Главный редактор Торстенссон не давал знать о себе. Андерс Шюман обеспокоенно ерзал на своем столе в стеклянном закутке в дальней части редакции, и с каждой минутой его раздражение росло. Перед ним лежало несколько юридических документов, исковые заявления, поданные в Стокгольмский суд, по которым в качестве ответчика должен был выступать «ответственный издатель «Квельспрессен». И речь там шла о клевете в различных ее формах.

А ответственным издателем был Торстенссон. Ведь именно за ним оставалось последнее слово, когда дело касалось публикации спорных материалов. И не играло никакой роли, что говорили остальные в редакции, окончательное решение принимал главный редактор. После многочисленных переговоров и дискуссий Шюману удалось добиться, что его, руководителя редакции, зарегистрировали в Патентном управлении как исполняющего обязанности ответственного издателя. Это означало, что Торстенссон мог переложить ответственность на него, но только четко выразив свою волю на сей счет. Все это имело чисто косметический эффект, но Шюман приобретал определенную власть. Хотя это случалось очень редко.

Андерс Шюман почесал голову. Ситуация выглядела довольно неприятной.

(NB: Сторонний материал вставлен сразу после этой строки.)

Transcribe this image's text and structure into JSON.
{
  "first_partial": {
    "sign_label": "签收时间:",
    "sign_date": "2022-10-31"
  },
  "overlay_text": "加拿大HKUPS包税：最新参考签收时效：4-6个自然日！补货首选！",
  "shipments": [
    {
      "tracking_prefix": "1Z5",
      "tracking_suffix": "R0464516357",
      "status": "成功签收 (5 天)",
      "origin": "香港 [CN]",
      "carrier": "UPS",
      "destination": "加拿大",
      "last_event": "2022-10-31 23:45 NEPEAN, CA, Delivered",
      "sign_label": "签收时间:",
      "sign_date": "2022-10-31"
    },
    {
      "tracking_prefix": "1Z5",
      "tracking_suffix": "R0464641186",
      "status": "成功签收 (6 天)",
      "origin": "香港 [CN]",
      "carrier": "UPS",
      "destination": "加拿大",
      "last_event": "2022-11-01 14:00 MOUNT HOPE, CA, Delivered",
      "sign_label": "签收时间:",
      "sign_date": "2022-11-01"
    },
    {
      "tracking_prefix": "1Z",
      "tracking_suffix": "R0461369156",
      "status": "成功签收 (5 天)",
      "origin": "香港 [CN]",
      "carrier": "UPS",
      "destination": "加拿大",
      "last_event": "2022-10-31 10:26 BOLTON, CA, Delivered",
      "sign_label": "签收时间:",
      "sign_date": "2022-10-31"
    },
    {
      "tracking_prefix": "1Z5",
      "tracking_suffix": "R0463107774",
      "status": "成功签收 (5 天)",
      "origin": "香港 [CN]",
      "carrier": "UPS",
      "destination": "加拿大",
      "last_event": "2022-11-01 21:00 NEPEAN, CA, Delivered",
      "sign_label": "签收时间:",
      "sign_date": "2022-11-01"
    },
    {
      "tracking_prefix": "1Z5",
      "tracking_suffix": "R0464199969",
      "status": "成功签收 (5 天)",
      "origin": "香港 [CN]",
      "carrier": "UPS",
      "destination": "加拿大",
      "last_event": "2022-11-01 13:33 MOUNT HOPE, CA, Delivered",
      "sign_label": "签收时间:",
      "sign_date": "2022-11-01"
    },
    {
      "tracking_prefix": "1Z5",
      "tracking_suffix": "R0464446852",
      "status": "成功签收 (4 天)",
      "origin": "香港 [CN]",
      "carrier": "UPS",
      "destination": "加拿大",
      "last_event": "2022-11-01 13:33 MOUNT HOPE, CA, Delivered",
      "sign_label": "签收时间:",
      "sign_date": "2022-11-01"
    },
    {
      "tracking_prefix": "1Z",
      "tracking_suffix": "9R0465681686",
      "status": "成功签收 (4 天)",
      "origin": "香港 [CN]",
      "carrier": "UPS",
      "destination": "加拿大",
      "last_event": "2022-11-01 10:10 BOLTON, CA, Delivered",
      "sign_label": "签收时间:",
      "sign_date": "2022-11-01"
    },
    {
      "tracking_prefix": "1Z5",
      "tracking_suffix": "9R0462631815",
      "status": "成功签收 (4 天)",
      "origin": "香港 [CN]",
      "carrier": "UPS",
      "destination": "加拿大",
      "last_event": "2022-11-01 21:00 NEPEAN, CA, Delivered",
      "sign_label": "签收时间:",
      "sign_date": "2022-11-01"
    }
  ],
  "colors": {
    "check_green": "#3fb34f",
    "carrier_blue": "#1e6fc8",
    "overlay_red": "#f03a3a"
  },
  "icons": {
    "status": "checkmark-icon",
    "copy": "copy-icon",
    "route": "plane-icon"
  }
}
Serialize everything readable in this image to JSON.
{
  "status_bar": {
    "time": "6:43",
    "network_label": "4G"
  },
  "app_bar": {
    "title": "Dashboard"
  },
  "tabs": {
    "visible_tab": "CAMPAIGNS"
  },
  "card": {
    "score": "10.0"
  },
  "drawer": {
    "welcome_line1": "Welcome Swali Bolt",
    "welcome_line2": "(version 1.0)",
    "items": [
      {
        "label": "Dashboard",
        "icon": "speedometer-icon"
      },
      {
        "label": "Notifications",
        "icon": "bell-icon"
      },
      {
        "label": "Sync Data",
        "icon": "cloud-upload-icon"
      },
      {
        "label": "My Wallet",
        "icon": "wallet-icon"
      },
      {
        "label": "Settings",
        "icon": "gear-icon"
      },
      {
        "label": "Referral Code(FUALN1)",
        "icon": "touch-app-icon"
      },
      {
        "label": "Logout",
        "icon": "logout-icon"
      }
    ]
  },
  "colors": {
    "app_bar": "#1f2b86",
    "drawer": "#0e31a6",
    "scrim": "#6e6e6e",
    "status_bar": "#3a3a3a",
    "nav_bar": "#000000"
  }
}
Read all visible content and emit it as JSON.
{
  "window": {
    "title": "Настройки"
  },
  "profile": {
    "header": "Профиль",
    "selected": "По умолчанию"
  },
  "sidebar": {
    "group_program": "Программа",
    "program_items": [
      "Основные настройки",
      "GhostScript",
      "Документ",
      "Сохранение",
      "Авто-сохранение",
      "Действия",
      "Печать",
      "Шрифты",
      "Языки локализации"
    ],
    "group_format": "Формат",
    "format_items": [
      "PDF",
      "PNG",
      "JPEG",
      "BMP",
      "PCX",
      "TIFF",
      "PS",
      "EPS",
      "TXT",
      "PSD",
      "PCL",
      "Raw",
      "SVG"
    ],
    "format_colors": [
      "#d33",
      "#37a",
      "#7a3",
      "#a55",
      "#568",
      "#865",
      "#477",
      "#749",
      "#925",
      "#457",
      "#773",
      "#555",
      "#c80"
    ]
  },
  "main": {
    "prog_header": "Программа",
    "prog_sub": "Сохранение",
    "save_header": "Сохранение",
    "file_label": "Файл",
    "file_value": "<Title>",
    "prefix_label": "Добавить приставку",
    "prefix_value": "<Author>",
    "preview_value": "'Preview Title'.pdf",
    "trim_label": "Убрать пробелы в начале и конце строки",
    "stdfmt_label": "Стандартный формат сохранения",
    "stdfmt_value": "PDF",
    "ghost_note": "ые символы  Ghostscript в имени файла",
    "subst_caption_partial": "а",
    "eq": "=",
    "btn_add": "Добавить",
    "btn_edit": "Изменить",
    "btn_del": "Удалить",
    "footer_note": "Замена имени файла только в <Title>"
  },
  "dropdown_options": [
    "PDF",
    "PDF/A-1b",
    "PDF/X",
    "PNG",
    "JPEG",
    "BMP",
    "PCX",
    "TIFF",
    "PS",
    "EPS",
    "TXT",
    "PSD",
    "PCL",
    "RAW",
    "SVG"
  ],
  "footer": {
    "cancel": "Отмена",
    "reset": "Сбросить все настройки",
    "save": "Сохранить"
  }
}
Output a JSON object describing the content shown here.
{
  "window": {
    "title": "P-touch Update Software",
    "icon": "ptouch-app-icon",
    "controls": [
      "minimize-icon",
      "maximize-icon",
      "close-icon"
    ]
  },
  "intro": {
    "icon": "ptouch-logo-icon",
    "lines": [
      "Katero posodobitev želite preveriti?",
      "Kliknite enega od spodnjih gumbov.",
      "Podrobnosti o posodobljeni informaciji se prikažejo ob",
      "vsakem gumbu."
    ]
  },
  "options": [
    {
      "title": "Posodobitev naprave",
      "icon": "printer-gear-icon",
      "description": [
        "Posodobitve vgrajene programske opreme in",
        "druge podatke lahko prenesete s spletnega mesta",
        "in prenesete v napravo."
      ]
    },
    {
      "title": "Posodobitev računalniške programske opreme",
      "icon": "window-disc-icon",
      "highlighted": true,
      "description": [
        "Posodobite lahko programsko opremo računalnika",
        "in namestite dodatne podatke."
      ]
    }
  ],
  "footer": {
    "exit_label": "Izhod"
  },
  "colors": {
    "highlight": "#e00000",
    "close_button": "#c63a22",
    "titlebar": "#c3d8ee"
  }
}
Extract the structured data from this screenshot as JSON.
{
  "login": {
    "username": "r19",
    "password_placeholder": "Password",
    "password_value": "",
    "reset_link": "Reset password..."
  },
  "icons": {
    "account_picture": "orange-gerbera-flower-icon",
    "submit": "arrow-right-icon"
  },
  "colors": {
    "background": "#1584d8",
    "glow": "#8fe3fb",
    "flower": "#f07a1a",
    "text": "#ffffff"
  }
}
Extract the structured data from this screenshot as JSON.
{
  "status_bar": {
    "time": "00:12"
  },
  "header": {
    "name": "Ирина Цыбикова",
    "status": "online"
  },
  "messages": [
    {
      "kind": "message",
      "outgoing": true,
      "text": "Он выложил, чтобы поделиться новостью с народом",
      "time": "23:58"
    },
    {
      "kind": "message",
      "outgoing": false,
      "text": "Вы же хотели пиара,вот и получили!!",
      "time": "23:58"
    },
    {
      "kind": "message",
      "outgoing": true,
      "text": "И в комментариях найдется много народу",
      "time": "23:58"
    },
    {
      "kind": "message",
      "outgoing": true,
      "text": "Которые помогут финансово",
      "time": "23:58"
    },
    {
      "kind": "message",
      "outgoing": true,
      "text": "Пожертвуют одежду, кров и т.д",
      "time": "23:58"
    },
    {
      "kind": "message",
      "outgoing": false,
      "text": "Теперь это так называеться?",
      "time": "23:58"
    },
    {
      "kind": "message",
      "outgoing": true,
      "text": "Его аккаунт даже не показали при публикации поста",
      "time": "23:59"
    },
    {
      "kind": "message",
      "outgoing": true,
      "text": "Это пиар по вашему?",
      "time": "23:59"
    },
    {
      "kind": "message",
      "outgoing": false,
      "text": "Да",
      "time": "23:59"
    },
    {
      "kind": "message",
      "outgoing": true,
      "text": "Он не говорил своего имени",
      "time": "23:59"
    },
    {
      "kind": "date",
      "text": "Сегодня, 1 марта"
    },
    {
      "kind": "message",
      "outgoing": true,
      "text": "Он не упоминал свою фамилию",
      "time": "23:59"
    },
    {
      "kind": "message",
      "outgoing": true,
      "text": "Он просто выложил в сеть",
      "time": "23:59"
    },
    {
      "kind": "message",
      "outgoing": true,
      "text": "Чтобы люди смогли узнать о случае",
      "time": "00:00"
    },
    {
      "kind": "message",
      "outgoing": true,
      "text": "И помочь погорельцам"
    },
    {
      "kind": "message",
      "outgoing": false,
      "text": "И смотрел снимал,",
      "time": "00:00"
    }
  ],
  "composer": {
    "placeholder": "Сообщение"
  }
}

Мишель давно стала проблемой для газеты «Квельспрессен», и, честно говоря, «Квельспрессен» была реальной проблемой и для нее тоже. Несколько сотрудников газеты решили, что данная тележурналистка никуда не годится, и они часто и охотно делились своим мнением со своими читателями. Даже назначали ее победительницей конкурса «Обладательница худших нарядов года» два раза подряд, присудили ей титул самого переоцененного шведа тысячелетия, называли теледурочкой, награждали и менее приятными эпитетами, которые Шюман не мог сразу вспомнить. Они глумились над ее программами, печатали карикатуры с ней в разделе «Культура», поливали ее грязью на страницах, касавшихся телевидения, насмехались над ней, когда она получила их читательский приз. После этой ее ошеломительной победы им пришлось даже изменить свои правила вручения наград. Читатели больше не могли голосовать за того, кого они хотели видеть победителем. Жюри газеты во главе с Барбарой Хансон теперь само назначало пять номинантов — представителей телевидения, из которых они могли выбирать. В последнем случае Андерс Шюман ничего не слышал о двоих из них.

Пока критика и всякая чепуха о ней оставались на таком уровне, ни Мишель Карлссон, ни ее представители никак не реагировали.

В первый раз она подала в суд только после публикации серии статей с надуманными обвинениями ее в участии в афере с компаниями-«пустышками». Насколько Андерс Шюман понял, если газету могли ждать большие неприятности, то именно в этом разбирательстве.

Второй иск появился на свет после фотографий голой Мишель вместе с мужчиной, который, по утверждению «Квельспрессен», являлся преступником, сбежавшим из тюрьмы Эстерокер. Мишель посчитала информацию о ее связи с бандитом глубоко оскорбительной для себя. К сожалению, газета перепутала представителя преступного мира с норвежской кинозвездой, что привело еще к одному исковому заявлению. Ведь известный актер был женат, имел детей и утверждал, что его опозорили обнародованием этих снимков. Стратегия издания в отношении данных исков стала несколько шизофренической.